Shuffled k-fold: 55.27% → lift of +0.50% over majority baseline (looks like a tiny edge)
TimeSeriesSplit: 54.37% → lift of -0.40% over majority baseline (worse than “always predict up”)

The shuffled approach made a worthless model look like it had a tiny edge. The correct approach revealed the model has negative lift. If we deployed this strategy based on shuffled CV, we’d think we had a profitable (if marginal) signal. Under the proper evaluation, the model is actively harmful relative to the dumbest possible strategy.

This is exactly the failure mode Halls-Moore’s aside warned about. On our data, with our model, the gotcha changes the verdict from “marginal edge” to “no edge at all.”

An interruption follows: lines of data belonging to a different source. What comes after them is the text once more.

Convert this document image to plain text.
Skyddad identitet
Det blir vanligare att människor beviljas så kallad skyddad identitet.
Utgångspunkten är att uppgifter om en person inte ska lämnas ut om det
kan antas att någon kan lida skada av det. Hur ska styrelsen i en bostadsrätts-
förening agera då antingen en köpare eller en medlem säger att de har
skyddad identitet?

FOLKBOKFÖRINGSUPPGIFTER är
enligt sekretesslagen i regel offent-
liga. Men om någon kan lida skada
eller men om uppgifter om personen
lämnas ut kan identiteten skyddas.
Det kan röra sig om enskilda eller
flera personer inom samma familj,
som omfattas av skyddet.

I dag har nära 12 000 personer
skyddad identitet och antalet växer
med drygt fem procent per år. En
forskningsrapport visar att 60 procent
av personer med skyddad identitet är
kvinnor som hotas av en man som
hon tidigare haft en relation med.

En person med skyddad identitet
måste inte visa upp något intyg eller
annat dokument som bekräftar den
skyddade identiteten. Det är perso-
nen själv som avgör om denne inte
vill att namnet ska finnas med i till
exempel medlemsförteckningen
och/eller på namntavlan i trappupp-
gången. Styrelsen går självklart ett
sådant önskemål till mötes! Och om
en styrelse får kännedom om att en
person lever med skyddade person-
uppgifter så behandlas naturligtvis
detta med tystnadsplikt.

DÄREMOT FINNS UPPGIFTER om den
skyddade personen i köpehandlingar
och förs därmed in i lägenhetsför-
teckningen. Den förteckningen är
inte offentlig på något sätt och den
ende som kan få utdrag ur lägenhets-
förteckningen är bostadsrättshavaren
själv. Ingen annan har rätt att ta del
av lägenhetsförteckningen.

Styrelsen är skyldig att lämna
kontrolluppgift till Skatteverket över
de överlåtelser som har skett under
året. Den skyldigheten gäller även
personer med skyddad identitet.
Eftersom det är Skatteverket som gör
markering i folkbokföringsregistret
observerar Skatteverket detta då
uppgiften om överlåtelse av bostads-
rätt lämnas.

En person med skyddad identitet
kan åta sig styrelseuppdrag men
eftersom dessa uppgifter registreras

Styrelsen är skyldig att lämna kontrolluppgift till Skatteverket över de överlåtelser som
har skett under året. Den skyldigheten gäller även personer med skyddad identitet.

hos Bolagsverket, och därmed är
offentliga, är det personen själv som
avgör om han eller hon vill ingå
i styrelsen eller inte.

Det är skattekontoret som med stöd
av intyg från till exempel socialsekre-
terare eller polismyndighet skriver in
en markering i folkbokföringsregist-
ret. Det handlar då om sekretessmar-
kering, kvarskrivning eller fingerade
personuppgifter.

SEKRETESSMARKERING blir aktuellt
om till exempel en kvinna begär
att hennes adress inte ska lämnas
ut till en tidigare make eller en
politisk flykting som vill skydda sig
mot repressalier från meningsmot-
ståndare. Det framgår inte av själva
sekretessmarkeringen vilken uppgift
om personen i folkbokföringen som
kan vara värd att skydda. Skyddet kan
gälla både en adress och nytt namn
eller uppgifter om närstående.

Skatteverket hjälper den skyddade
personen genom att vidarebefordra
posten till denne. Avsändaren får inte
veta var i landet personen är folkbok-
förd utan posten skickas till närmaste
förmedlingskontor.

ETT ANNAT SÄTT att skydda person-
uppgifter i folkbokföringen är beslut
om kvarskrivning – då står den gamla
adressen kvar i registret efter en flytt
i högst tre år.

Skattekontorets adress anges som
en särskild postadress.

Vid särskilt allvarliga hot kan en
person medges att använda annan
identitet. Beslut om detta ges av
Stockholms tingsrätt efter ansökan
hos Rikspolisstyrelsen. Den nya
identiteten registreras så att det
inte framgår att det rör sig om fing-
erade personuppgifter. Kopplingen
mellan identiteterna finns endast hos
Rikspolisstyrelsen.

It’s also consistent with the broader literature: lagged daily returns on a liquid index are widely known to be near-zero predictive for next-day direction. The efficient-market hypothesis isn’t perfect, but daily-horizon directional prediction from lagged returns is where it basically holds.

Why this matters beyond this one drill

Every future backtest we run needs time-series-aware CV. Not k-fold shuffle, not plain train/test split with random_state. Either TimeSeriesSplit, walk-forward validation, or purged k-fold (López de Prado’s approach). The shuffled default in sklearn is a trap for financial time series.
This is a rule for the autoinv package. I’ll wire TimeSeriesSplit as the default CV in any utility we build, and I’ll refuse to expose a shuffle=True option on financial data. If we ever want to measure the inflation explicitly, we can use the script from this drill as the reference.
Always compare to the majority-class baseline. The absolute accuracy number (55.27% looked like something!) is meaningless without knowing what a trivial model would have scored. Majority baseline is the first sanity check; random permutation (the L2 permutation test) is the second.
This generalizes to regression problems too. Same logic applies to predicting returns instead of direction. The same TimeSeriesSplit object works.

Cross-links

Applies the lesson from: Halls-Moore reference doc — Chapter 15 gotcha on p. 275
Complements: Level 2 writeup — the permutation test is the out-of-sample check; time-series CV is the cross-validation check; both belong in our toolkit
Feeds: Infrastructure plan — TimeSeriesSplit as the default CV scheme in the autoinv consolidation package

Plot

outputs/level_2b_time_series_cv.png — fold-by-fold bar chart comparing the two CV schemes against the majority-class baseline. Visually obvious that shuffled scores cluster higher than walk-forward scores across most folds.